Therapy should be initiated when there is hypogonadism or reproductive dysfunction, especially when osteoporosis is already present. Simply providing estrogen therapy for hyperprolactinemic women to maintain bone mass is unsatisfactory and may increase the size of the tumor. Dopamine agonists are the mainstay of therapy. Many women are diagnosed with having prolactinomas during infertility evaluations. Restoration of infertility can be attempted with dopamine agonists. The pituitary of a normal woman will increase in size by about 70% during pregnancy because of the increased levels of estrogen in pregnancy. It is estimated that 5% of women with microadenoma and 25% of women with macroadenoma run the risk of developing symptoms due to increased size of tumor with pregnancy. While bromocriptine is not apparently teratogenic, it is recommended that therapy be discontinued at the first missed menses. If a mass effect develops during pregnancy, bromocriptine or surgery for the tumor can be considered.
Dopamine agonists such as bromocriptine and pergolide may be difficult to tolerate. The main side effects are nausea, constipation, and dizziness with orthostasis. It is best to start with a low nightly dose with food and slowly titrate up to three times a day as necessary. Cabergoline as well as bromocriptine activate the lactotroph D2 receptor sites and similar to dopamine, inhibit the synthesis of prolactin. Side effects are experienced less often with cabergoline. Cabergoline is the agent of choice in patients not wishing to conceive.15 Its long half-life, twice weekly dosing and tolerability improve patient compliance. Cabergoline is also effective in reducing prolactin levels in some tumors that are resistant to bromocriptine.
Microadenomas typically respond very well with normalization of prolactin levels in about 90% of cases, resolution of infertility in about 80%, and a decrease in tumor size in 70%. Remission may occur in about 20% of these patients after 1 to 2 years of therapy.
In macroadenomas, about two-thirds of patients will have reduction of prolactin levels to normal, half will have a reduction in tumor size of greater than 50%, and 90% will have some decrease in tumor size. The size reduction is often rapid and may begin to occur within days to weeks and frequently continues for up to six months. Higher doses are needed and should not be discontinued as the tumor may rapidly increase in size.
Surgery should be reserved for patients with rapid visual loss or poor response to dopaminergic agents or for those who cannot tolerate the dopaminergic agents.
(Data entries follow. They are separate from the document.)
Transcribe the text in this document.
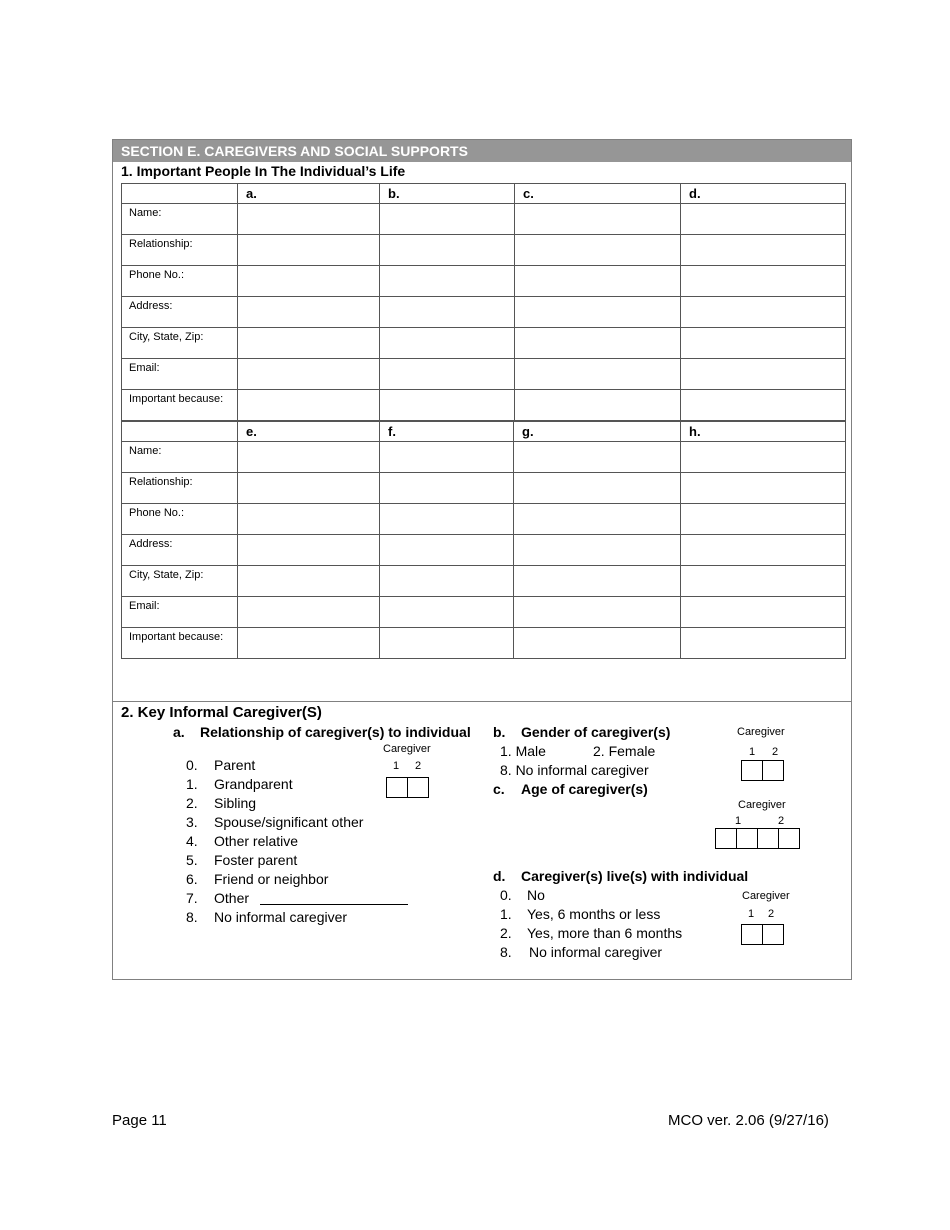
SECTION E. CAREGIVERS AND SOCIAL SUPPORTS
1. Important People In The Individual’s Life
	a.	b.	c.	d.
Name:				
Relationship:				
Phone No.:				
Address:				
City, State, Zip:				
Email:				
Important because:				
	e.	f.	g.	h.
Name:				
Relationship:				
Phone No.:				
Address:				
City, State, Zip:				
Email:				
Important because:				
2. Key Informal Caregiver(S)
a. Relationship of caregiver(s) to individual
Caregiver
1 2
0. Parent
1. Grandparent
2. Sibling
3. Spouse/significant other
4. Other relative
5. Foster parent
6. Friend or neighbor
7. Other
8. No informal caregiver
b. Gender of caregiver(s)	Caregiver
1 2
1. Male	2. Female
8. No informal caregiver
c. Age of caregiver(s)
Caregiver
1	2
d. Caregiver(s) live(s) with individual
Caregiver
1 2
0. No
1. Yes, 6 months or less
2. Yes, more than 6 months
8. No informal caregiver
Page 11	MCO ver. 2.06 (9/27/16)
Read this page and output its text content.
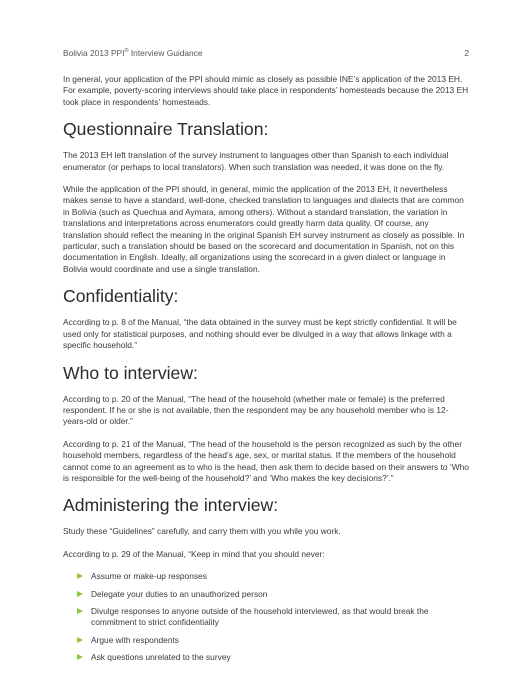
Bolivia 2013 PPI® Interview Guidance	2

In general, your application of the PPI should mimic as closely as possible INE’s application of the 2013 EH. For example, poverty-scoring interviews should take place in respondents’ homesteads because the 2013 EH took place in respondents’ homesteads.

Questionnaire Translation:

The 2013 EH left translation of the survey instrument to languages other than Spanish to each individual enumerator (or perhaps to local translators). When such translation was needed, it was done on the fly.

While the application of the PPI should, in general, mimic the application of the 2013 EH, it nevertheless makes sense to have a standard, well-done, checked translation to languages and dialects that are common in Bolivia (such as Quechua and Aymara, among others). Without a standard translation, the variation in translations and interpretations across enumerators could greatly harm data quality. Of course, any translation should reflect the meaning in the original Spanish EH survey instrument as closely as possible. In particular, such a translation should be based on the scorecard and documentation in Spanish, not on this documentation in English. Ideally, all organizations using the scorecard in a given dialect or language in Bolivia would coordinate and use a single translation.

Confidentiality:

According to p. 8 of the Manual, “the data obtained in the survey must be kept strictly confidential. It will be used only for statistical purposes, and nothing should ever be divulged in a way that allows linkage with a specific household.”

Who to interview:

According to p. 20 of the Manual, “The head of the household (whether male or female) is the preferred respondent. If he or she is not available, then the respondent may be any household member who is 12-years-old or older.”

According to p. 21 of the Manual, “The head of the household is the person recognized as such by the other household members, regardless of the head’s age, sex, or marital status. If the members of the household cannot come to an agreement as to who is the head, then ask them to decide based on their answers to ‘Who is responsible for the well-being of the household?’ and ‘Who makes the key decisions?’.”

Administering the interview:

Study these “Guidelines” carefully, and carry them with you while you work.

According to p. 29 of the Manual, “Keep in mind that you should never:

Assume or make-up responses
Delegate your duties to an unauthorized person
Divulge responses to anyone outside of the household interviewed, as that would break the commitment to strict confidentiality
Argue with respondents
Ask questions unrelated to the survey
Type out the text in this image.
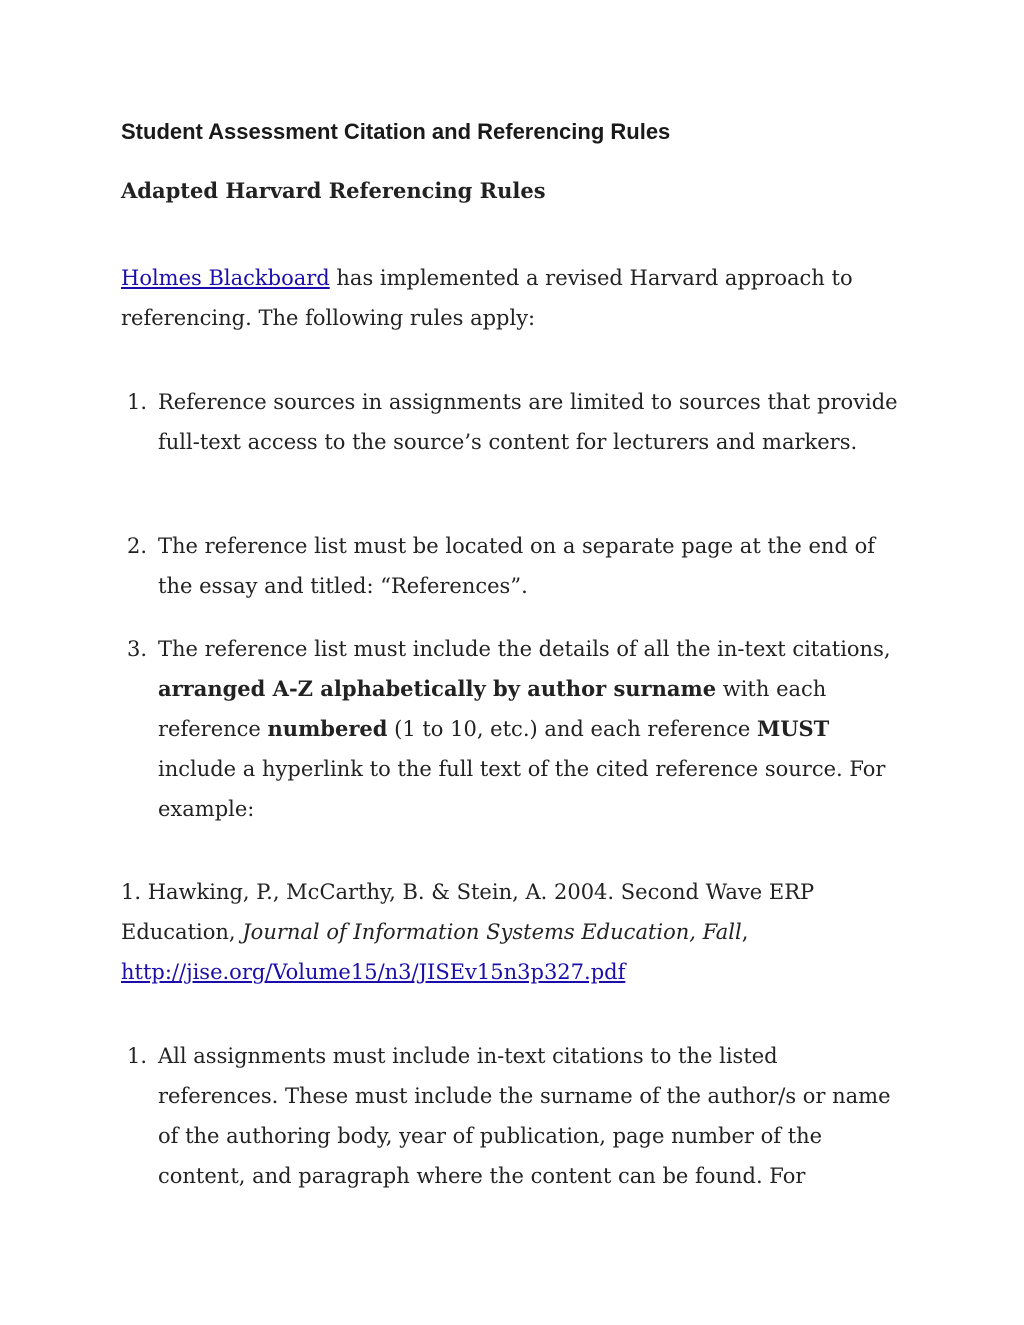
Student Assessment Citation and Referencing Rules
Adapted Harvard Referencing Rules

Holmes Blackboard has implemented a revised Harvard approach to referencing. The following rules apply:

1. Reference sources in assignments are limited to sources that provide full-text access to the source’s content for lecturers and markers.
2. The reference list must be located on a separate page at the end of the essay and titled: “References”.
3. The reference list must include the details of all the in-text citations, arranged A-Z alphabetically by author surname with each reference numbered (1 to 10, etc.) and each reference MUST include a hyperlink to the full text of the cited reference source. For example:

1. Hawking, P., McCarthy, B. & Stein, A. 2004. Second Wave ERP Education, Journal of Information Systems Education, Fall, http://jise.org/Volume15/n3/JISEv15n3p327.pdf

1. All assignments must include in-text citations to the listed references. These must include the surname of the author/s or name of the authoring body, year of publication, page number of the content, and paragraph where the content can be found. For
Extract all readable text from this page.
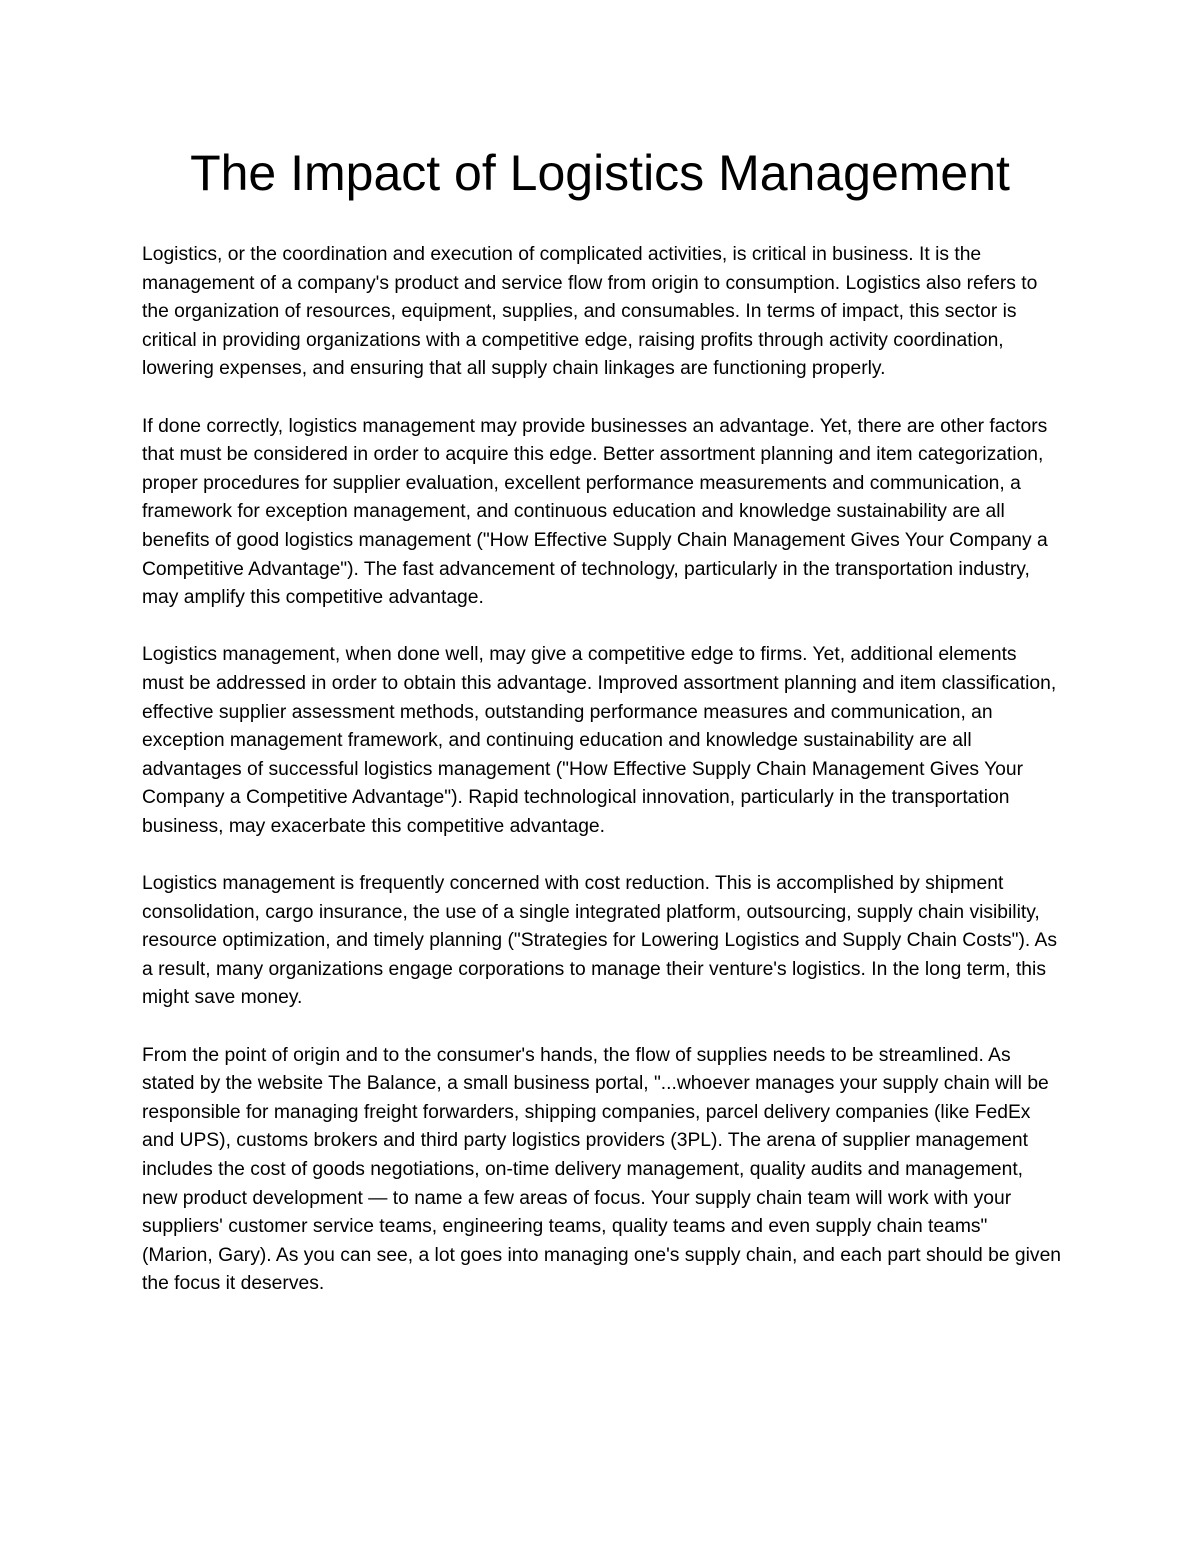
The Impact of Logistics Management

Logistics, or the coordination and execution of complicated activities, is critical in business. It is the management of a company's product and service flow from origin to consumption. Logistics also refers to the organization of resources, equipment, supplies, and consumables. In terms of impact, this sector is critical in providing organizations with a competitive edge, raising profits through activity coordination, lowering expenses, and ensuring that all supply chain linkages are functioning properly.

If done correctly, logistics management may provide businesses an advantage. Yet, there are other factors that must be considered in order to acquire this edge. Better assortment planning and item categorization, proper procedures for supplier evaluation, excellent performance measurements and communication, a framework for exception management, and continuous education and knowledge sustainability are all benefits of good logistics management ("How Effective Supply Chain Management Gives Your Company a Competitive Advantage"). The fast advancement of technology, particularly in the transportation industry, may amplify this competitive advantage.

Logistics management, when done well, may give a competitive edge to firms. Yet, additional elements must be addressed in order to obtain this advantage. Improved assortment planning and item classification, effective supplier assessment methods, outstanding performance measures and communication, an exception management framework, and continuing education and knowledge sustainability are all advantages of successful logistics management ("How Effective Supply Chain Management Gives Your Company a Competitive Advantage"). Rapid technological innovation, particularly in the transportation business, may exacerbate this competitive advantage.

Logistics management is frequently concerned with cost reduction. This is accomplished by shipment consolidation, cargo insurance, the use of a single integrated platform, outsourcing, supply chain visibility, resource optimization, and timely planning ("Strategies for Lowering Logistics and Supply Chain Costs"). As a result, many organizations engage corporations to manage their venture's logistics. In the long term, this might save money.

From the point of origin and to the consumer's hands, the flow of supplies needs to be streamlined. As stated by the website The Balance, a small business portal, "...whoever manages your supply chain will be responsible for managing freight forwarders, shipping companies, parcel delivery companies (like FedEx and UPS), customs brokers and third party logistics providers (3PL). The arena of supplier management includes the cost of goods negotiations, on-time delivery management, quality audits and management, new product development — to name a few areas of focus. Your supply chain team will work with your suppliers' customer service teams, engineering teams, quality teams and even supply chain teams" (Marion, Gary). As you can see, a lot goes into managing one's supply chain, and each part should be given the focus it deserves.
Transsphenoidal resection has an initial cure rate of up to 80% but with 50% recurrence. Morbidity includes hypopituitarism, diabetes insipidus, sinusitis, meningitis, and CSF rhinorrhea. Repeat surgery for recurrent disease has a significantly higher risk of complications.
Radiation therapy may be considered although it is usually reserved as a secondary line of therapy, as it may cause permanent hypopituitarism.